While the government raises the debt ceiling to prevent defaulting on its debt, this pushes the problem further down the road, creating a mounting financial obligation that future generations will have difficulty paying.
As a result of US fiscal policy over the past several decades, the growing national debt is considered unsustainable in the intermediate- and long-term, according to a 2022 Government Accountability Office report.
How has the national debt changed over time?
The national debt has grown by $25.73 trillion since 1993. The largest single-term increases took place under President Donald Trump, largely in response to the COVID-19 pandemic, and President Barack Obama’s first term during the Great Recession.
Under President Bill Clinton, the national debt began at approximately $4.23 trillion[1] and grew to $5.73 trillion, a 35.5% increase.
Under President George W. Bush, the national debt grew from $5.73 to $10.63 trillion, a 85.5% increase.

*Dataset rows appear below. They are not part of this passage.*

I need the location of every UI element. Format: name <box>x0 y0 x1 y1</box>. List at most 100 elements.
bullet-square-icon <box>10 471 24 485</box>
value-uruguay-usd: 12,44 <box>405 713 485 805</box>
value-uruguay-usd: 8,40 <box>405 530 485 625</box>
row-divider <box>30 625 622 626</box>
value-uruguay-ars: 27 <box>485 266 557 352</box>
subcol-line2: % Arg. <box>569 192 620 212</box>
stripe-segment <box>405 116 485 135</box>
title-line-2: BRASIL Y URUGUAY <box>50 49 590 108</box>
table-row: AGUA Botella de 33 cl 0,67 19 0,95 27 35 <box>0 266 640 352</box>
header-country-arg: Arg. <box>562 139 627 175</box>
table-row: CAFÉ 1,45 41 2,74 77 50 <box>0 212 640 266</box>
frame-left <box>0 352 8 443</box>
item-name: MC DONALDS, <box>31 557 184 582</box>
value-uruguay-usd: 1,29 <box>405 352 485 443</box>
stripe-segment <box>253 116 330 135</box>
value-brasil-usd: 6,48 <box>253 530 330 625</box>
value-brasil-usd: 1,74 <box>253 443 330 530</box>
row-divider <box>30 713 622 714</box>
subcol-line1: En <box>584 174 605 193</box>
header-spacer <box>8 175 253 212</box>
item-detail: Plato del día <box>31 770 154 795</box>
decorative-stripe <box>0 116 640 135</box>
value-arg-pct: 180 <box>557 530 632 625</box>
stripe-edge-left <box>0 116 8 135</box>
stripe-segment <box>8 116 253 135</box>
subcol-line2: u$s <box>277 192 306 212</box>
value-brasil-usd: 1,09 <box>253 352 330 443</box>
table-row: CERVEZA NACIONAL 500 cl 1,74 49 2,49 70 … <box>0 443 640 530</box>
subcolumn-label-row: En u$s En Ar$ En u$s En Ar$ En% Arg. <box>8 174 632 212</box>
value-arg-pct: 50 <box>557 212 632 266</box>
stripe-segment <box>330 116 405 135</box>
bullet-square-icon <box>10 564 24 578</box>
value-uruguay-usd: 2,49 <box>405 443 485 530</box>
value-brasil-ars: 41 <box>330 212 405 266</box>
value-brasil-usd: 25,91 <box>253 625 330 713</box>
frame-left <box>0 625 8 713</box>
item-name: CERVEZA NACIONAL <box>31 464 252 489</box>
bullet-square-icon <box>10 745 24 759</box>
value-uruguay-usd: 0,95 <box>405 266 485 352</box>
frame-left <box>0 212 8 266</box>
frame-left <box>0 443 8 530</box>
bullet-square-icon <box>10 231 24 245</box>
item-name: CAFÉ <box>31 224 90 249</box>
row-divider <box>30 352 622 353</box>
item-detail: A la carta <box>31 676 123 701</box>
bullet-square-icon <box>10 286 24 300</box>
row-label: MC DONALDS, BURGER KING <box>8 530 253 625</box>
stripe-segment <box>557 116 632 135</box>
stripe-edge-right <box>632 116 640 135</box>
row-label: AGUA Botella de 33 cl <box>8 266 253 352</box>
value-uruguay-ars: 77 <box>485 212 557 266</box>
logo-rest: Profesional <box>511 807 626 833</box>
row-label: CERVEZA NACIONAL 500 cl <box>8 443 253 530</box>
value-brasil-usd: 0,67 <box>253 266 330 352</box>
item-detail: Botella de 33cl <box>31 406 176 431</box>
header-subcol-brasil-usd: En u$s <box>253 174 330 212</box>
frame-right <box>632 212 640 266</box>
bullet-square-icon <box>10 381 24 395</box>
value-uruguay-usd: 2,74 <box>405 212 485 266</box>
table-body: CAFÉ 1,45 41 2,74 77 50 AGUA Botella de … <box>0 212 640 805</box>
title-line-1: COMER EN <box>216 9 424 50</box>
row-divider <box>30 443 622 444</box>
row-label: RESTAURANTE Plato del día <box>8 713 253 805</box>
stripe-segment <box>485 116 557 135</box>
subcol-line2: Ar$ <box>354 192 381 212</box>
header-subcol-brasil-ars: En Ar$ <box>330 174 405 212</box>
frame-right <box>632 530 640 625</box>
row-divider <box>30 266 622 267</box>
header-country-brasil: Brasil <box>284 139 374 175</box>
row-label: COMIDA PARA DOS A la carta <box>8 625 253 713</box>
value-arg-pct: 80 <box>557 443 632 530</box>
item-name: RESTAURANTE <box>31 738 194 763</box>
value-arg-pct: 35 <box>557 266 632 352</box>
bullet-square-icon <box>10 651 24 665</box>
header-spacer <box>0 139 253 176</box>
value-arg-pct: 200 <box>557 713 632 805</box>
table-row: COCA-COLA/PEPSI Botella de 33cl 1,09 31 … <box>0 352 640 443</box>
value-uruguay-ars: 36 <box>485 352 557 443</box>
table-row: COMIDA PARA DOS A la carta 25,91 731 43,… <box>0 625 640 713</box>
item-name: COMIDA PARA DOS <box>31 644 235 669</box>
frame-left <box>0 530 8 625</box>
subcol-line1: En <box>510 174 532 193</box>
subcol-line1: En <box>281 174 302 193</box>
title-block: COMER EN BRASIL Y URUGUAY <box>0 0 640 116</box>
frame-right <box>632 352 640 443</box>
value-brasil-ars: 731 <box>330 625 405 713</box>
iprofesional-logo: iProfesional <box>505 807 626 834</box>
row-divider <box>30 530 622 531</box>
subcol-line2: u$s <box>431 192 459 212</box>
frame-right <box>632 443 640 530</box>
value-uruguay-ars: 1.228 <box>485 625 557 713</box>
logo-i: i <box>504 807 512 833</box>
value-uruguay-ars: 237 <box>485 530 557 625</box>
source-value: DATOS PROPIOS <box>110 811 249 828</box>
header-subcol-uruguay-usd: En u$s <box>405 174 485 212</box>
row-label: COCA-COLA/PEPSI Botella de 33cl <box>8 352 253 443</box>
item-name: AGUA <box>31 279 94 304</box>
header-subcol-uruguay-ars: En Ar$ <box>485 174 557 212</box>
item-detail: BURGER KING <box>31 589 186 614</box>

Under President Barack Obama, the national debt grew from $10.63 to $19.96 trillion, a 87.8% increase.
Under President Donald Trump, the national debt grew from $19.96 to $27.77 trillion, a 39.1% increase.
As of March 1, 2023, the national debt has grown from $27.77 trillion to 31.46 by $3.69 trillion under President Joe Biden, a 13.3% increase.
The Congressional Budget Office (CBO), an independent agency which monitors the US budget, has indicated that the national debt is projected to continue growing at an increasing rate if current fiscal policies remain unaltered.
How is the national debt projected to grow?
The CBO publishes an annual report with budget projections for the next 30 years, considering issues such as the national debt, spending, and revenues.[2]
According to its 2022 Long-Term Budget Outlook, the CBO projects that:
Debt as a percentage of gross domestic product (GDP) will continue to increase over the next 30 years. Persistently growing budget deficits, which are already high, would cause federal debt held by the public to rise further.
Steady growth in the national debt will mean a larger portion of the federal budget paying off interest on existing debt instead of being used elsewhere, such as programs for the American people.
Continuing budget deficits, along with rising interest rates, would put pressure on the US economy, leading the federal debt to grow to unprecedented levels.
The CBO makes projections assuming tax laws, spending trends, GDP and other factors remain steady. These projections are not definitive, and national debt can be reduced and managed if the federal government makes the appropriate fiscal adjustments.